Cloris had been wading along for a long time. She
wasn’t sure how long, but her legs were shaking from fatigue. Her calves were
cramping. The extra weight on her head, so light and lovely before, now felt
heavier.
But it still felt beautiful. The man with the tattoos on his face, blue and green images of soft clutching things, had said that the drug would take her into another world, and it had. It had gone down, then up, like a flower blossoming seen in fast action, all sped up, from the seed in her belly, sprouting, coming up in her throat—she had choked at first but the feelings were so beautiful she didn’t care—and then it came up out of her mouth. She felt it sliding from her mouth up her face, toward her eyes, crawling damply, luxuriantly but forcefully up and up, and then the blossom—a thing of flesh as much as plant—poised over her eyes. It had split in two—then its two dart-shaped flowers had driven straight at her eyes. A double piercing pain, as it slithered into her eyes, as it burst them… Destroyed her eyes entirely.
She didn’t mind. The pain was part of the
glorious, ever-changing painting in her mind. The bursting of her eyes was
part of the painting too. It was the most beautiful image she’d ever seen. Pain
and pleasure were all intertwined in it. It pulsed with life and awareness. It
looked at her as she looked at it. The pleasure the slithering plant was giving
her was sexual and far beyond sexual; it was so profound, so all consuming,
that the pain was like a tartness added to a sweet drink, a perfect counterbalancing.
The pain was exquisitely integrated into the pleasure; into the beautiful
living, transforming painting her mind had become…

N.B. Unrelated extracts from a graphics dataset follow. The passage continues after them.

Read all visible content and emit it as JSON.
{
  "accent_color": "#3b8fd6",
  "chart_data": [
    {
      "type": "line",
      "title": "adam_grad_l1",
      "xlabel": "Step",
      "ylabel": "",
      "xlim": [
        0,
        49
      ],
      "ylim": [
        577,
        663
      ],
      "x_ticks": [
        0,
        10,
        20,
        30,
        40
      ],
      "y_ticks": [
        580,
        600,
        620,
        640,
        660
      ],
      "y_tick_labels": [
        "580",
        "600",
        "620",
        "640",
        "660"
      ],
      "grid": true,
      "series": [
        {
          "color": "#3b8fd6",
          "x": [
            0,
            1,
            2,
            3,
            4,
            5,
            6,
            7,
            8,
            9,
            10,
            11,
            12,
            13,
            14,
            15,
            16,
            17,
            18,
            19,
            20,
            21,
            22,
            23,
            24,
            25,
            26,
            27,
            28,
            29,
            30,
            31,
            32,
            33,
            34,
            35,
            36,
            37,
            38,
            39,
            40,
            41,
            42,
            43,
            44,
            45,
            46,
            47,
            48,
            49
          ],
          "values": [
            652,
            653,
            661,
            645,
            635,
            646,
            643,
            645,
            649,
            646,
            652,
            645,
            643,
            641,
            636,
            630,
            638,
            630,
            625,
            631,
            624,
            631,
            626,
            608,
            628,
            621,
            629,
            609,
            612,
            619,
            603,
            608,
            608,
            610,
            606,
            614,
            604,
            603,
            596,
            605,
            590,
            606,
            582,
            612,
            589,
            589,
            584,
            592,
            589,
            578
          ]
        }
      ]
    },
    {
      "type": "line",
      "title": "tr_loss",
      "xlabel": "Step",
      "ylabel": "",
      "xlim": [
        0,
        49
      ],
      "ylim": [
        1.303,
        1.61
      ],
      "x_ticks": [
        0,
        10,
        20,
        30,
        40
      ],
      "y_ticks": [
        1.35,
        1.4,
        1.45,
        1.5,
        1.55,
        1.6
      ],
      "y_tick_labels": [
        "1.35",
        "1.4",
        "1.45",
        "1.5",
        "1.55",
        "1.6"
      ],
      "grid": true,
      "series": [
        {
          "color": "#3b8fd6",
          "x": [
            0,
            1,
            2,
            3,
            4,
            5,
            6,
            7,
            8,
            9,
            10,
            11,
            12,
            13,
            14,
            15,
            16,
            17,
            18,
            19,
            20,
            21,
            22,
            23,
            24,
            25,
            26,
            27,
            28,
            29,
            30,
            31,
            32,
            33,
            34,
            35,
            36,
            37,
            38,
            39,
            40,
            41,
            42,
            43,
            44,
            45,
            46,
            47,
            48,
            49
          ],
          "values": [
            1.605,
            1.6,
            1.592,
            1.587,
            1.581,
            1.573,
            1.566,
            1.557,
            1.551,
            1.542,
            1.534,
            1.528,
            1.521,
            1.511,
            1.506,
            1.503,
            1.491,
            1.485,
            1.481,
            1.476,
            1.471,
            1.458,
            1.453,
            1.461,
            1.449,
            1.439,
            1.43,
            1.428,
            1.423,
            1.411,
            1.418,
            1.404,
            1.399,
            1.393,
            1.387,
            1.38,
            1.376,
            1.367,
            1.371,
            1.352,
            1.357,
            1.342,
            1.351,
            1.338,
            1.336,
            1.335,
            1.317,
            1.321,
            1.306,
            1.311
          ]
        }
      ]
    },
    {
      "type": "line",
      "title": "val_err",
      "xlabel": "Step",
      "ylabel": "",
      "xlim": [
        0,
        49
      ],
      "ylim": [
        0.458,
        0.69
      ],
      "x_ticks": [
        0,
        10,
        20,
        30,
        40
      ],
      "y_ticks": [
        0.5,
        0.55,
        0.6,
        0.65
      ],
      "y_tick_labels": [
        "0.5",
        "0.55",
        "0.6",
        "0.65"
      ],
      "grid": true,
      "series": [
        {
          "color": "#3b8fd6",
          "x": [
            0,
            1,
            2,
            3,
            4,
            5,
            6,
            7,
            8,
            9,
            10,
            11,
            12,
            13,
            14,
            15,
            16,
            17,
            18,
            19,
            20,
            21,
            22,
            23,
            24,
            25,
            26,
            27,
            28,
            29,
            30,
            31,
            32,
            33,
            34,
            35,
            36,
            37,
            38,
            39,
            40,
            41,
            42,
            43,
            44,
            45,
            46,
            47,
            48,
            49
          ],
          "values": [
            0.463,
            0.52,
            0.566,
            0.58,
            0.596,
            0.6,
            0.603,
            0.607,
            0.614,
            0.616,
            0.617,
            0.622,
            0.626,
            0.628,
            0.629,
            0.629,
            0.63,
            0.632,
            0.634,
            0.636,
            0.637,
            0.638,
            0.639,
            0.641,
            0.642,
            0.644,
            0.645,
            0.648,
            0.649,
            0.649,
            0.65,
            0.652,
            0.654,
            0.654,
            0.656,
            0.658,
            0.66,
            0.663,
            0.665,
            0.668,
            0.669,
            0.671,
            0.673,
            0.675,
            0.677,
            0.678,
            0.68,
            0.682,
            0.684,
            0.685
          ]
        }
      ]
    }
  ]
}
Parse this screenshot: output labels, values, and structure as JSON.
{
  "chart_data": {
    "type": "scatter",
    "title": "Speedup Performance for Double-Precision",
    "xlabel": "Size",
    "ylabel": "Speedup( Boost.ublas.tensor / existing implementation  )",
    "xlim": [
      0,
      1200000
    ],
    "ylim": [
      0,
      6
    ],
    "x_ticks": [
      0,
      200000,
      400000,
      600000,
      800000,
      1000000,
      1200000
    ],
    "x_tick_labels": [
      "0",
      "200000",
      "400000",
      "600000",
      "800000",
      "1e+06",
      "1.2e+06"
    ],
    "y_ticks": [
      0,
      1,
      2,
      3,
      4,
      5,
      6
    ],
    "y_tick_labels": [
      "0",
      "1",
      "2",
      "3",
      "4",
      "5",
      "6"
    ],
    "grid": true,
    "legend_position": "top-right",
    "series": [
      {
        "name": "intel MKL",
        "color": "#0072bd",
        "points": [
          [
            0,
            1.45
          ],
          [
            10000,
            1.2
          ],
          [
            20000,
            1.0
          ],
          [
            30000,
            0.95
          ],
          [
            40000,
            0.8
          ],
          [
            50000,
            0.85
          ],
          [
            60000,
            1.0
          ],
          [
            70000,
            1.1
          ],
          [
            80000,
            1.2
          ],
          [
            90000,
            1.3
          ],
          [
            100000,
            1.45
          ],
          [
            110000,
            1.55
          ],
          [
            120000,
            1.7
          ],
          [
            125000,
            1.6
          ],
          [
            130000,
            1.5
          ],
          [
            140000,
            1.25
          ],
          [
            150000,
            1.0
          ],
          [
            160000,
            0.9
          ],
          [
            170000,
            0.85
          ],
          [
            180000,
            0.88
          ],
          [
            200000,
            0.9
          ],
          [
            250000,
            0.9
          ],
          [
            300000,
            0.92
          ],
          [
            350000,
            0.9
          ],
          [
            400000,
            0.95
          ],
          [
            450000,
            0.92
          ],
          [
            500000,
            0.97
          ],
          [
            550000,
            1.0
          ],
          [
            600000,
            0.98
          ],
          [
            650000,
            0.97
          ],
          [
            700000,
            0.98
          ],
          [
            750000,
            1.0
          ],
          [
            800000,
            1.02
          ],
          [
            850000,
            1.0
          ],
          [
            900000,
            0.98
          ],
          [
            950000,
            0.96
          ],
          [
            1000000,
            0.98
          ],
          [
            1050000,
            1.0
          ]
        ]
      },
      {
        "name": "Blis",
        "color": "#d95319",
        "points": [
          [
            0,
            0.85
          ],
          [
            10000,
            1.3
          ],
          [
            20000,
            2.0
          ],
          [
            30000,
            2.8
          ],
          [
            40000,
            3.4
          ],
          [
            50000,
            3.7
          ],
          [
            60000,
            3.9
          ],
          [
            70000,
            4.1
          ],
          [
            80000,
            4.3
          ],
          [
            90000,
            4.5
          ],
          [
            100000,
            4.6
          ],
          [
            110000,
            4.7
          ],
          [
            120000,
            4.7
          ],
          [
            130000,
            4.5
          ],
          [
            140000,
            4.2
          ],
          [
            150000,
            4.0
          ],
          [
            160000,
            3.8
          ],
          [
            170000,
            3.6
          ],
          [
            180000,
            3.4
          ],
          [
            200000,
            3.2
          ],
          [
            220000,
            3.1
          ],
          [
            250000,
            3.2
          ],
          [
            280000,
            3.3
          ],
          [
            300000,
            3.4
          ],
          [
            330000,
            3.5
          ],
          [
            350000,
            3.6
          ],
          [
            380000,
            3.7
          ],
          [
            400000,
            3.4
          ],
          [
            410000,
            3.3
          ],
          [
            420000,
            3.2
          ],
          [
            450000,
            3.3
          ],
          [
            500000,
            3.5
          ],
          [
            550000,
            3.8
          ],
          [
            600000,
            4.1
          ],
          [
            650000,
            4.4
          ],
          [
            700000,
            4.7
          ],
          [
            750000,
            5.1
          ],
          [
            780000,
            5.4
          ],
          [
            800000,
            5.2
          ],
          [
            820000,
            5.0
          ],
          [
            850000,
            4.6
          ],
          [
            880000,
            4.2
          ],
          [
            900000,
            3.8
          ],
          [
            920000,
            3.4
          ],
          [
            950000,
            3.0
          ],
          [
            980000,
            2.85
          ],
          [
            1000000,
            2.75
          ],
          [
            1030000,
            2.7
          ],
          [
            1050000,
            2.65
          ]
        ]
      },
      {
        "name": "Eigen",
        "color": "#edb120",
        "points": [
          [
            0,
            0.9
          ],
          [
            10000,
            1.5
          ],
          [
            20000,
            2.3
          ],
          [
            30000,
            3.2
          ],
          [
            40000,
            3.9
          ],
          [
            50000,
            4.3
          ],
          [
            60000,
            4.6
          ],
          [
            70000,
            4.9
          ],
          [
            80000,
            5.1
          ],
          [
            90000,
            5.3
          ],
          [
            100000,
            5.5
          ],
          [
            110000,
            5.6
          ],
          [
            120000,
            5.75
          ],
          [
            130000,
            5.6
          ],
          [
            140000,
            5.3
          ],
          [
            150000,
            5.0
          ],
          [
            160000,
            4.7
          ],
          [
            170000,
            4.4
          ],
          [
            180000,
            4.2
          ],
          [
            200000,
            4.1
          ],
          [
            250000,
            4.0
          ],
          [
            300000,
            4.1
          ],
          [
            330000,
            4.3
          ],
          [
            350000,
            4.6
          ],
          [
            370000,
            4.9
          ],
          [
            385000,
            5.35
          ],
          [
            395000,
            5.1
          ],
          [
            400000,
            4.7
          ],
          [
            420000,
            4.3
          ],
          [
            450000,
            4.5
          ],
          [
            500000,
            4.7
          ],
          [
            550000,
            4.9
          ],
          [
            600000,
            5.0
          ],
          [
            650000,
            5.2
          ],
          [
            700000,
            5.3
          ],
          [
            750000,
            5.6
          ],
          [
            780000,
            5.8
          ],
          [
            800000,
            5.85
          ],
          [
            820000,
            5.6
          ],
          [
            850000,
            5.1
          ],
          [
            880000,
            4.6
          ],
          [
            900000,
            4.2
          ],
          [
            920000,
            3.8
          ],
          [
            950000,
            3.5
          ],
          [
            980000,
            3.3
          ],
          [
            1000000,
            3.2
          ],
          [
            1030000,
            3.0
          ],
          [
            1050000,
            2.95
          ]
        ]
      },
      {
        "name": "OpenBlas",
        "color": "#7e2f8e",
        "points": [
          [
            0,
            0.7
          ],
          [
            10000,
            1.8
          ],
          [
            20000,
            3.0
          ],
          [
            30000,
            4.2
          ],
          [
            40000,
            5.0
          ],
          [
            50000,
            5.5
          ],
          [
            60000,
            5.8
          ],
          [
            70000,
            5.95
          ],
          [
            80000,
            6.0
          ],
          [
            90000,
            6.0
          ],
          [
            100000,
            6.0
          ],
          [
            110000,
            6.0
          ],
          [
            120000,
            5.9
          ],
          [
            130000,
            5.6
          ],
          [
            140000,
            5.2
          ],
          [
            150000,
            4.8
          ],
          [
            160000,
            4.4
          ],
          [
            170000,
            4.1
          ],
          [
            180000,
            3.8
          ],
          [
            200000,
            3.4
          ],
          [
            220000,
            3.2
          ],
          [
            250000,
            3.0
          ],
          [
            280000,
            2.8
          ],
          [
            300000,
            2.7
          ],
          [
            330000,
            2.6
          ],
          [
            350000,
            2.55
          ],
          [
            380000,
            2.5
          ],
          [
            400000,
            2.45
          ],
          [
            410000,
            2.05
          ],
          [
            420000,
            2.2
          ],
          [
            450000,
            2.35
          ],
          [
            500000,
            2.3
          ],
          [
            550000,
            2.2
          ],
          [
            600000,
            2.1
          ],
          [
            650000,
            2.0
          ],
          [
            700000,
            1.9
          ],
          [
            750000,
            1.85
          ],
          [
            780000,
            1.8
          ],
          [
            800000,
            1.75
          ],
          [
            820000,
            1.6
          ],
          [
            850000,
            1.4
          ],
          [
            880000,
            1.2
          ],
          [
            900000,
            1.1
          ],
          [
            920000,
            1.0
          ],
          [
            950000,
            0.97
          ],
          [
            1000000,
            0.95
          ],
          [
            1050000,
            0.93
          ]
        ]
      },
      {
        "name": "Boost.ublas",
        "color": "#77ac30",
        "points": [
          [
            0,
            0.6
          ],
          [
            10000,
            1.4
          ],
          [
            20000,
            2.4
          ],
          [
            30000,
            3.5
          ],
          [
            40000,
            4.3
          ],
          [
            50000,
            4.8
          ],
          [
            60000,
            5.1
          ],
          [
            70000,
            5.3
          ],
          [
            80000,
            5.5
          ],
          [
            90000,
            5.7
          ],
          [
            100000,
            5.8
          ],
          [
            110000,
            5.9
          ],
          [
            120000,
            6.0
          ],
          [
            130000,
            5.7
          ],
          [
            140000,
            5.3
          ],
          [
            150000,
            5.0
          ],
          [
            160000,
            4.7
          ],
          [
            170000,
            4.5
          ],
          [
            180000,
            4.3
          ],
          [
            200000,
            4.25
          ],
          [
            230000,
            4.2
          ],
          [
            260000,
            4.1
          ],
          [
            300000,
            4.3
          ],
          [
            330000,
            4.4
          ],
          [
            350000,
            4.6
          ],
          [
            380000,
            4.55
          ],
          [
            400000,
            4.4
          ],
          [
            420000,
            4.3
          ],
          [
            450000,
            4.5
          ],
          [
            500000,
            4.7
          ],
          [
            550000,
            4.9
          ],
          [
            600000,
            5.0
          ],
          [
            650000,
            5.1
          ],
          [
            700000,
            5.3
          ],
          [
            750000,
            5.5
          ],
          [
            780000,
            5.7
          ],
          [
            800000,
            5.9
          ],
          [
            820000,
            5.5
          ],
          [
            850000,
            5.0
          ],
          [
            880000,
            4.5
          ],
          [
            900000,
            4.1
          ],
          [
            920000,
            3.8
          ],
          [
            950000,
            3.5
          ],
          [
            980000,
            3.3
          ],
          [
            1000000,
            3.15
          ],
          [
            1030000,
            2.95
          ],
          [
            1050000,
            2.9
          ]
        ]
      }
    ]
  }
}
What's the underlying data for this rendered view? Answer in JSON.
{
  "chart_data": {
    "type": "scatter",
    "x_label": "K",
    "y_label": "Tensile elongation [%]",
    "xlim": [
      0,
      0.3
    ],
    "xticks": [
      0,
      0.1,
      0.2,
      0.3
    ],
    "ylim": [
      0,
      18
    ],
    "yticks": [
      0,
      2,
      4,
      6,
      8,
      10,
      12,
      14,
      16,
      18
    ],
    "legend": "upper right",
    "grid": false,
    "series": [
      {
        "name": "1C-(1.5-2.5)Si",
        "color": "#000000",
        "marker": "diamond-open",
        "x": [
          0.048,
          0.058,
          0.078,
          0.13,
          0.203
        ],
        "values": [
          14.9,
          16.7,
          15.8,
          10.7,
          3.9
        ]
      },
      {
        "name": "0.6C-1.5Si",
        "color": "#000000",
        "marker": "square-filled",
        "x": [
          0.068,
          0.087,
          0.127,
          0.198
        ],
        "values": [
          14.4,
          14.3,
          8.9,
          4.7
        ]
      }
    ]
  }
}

She was a painter, was Cloris, and now she
thought, Could I ever paint this, in my dank little studio, could I evoke a
tenth of this alien glory?
No. Cloris was the work of art now. She was living it, instead of painting it. She was sightless, in some ways—her eyes were gone; her eye sockets full of something else; her heart thudding in tandem with another heart, with the thing that had enveloped her entire head. Sightless she saw all, an infinity of gold and scarlet, liquid emerald and melting diamond, constantly shifting, yet always asserting patterns, slithering away from the center and returning…
Blind but all-seeing! Her nervous system charged
with pleasure but crackling with agony. That’s how she’d felt for hours, and
even after she felt herself stripping off her clothes, walking blindly but with
surety out the door into the swamp behind the house where the tattoo man had
his special sessions. She had felt the warm, close air sliding over her skin;
she felt the mud enveloping her feet, the water about her ankles, as she walked
in the shallow water, slipping a little but somehow always recovering. Her body
knew just where to go. She wasn’t afraid of the gators. She sensed them gliding
along the surface of the swamp water nearby. But she knew they wouldn’t come
close to her. She could even get glimpses of their small, reptilian thoughts.
They saw the glorious Other wrapped around her head and they were afraid of it.
The Other spoke to something else, something
bigger, something waiting up ahead.
The mud got deeper, creeping up to her calves; the
water deeper now, up around her thighs, lapping at her hips. It was amazing she
could walk along blindly and not fall, though her vision was transfixed by the
glorious vision, the slithering mass of beauty, like thousands of baby snakes
intertwining with infinity…
The Other was guiding her. She heard its heart,
and began to hear some of its thoughts.
“This one is
almost exhausted. It was the only rapid way to reach you…. He planted me deep
within her…he serves us well…”
Now the colors swarming Cloris’s vision were
dimming, going dark; the sinuous shapes taking on browns and grays, becoming
sluggish in their movements. Pain began to overbalance pleasure. It spread out
like cracks in an old, dried up painting. A painting of her, Cloris, in some
forgotten basement, covered in mildew, flaking away…
She felt a plunge in her heart, an engulfing
darkness. She wanted to cry out, to beg for a return to the boiling infinite beauty,
the painting engorging her mind, but she could make no sound. The Other had enwrapped
her head; filled her mouth as well as her eyes.
Cloris staggered…and exhaustion took her, like a
giant cold hand, and pressed her down to her knees. She was up to her breasts
in water now, shaking…
“I see you.
Come, and take me back to the Always Womb of our underland, and take what
remains of her as my gift to you…”
Cloris was gagging, trying to vomit, as the thing withdrew from her—the thing that had given her oxygen and waves of pleasure and a beautiful image drawn from the deeps of her own mind. The thing that had guided her body and brought her here, someplace in the swamp…
Now it slithered from her mouth and eye sockets and away from her—leaving her in utter darkness. She could smell the swamp; could feel the warm muck, the glutinous water. She could hear the gators coughing. And she could scream now.
She let out a single long, long shriek that echoed
between the cypresses that she could not see…
Perhaps, she thought, the gators will get me now.
But they were still afraid. They swam hastily away
as another, the parent of the Other, arose and arched over her. Cloris could
smell it, an alien smell; she felt its otherworldly thoughts raining upon her…
...Little
remains of her. But. I. Shall. Feed.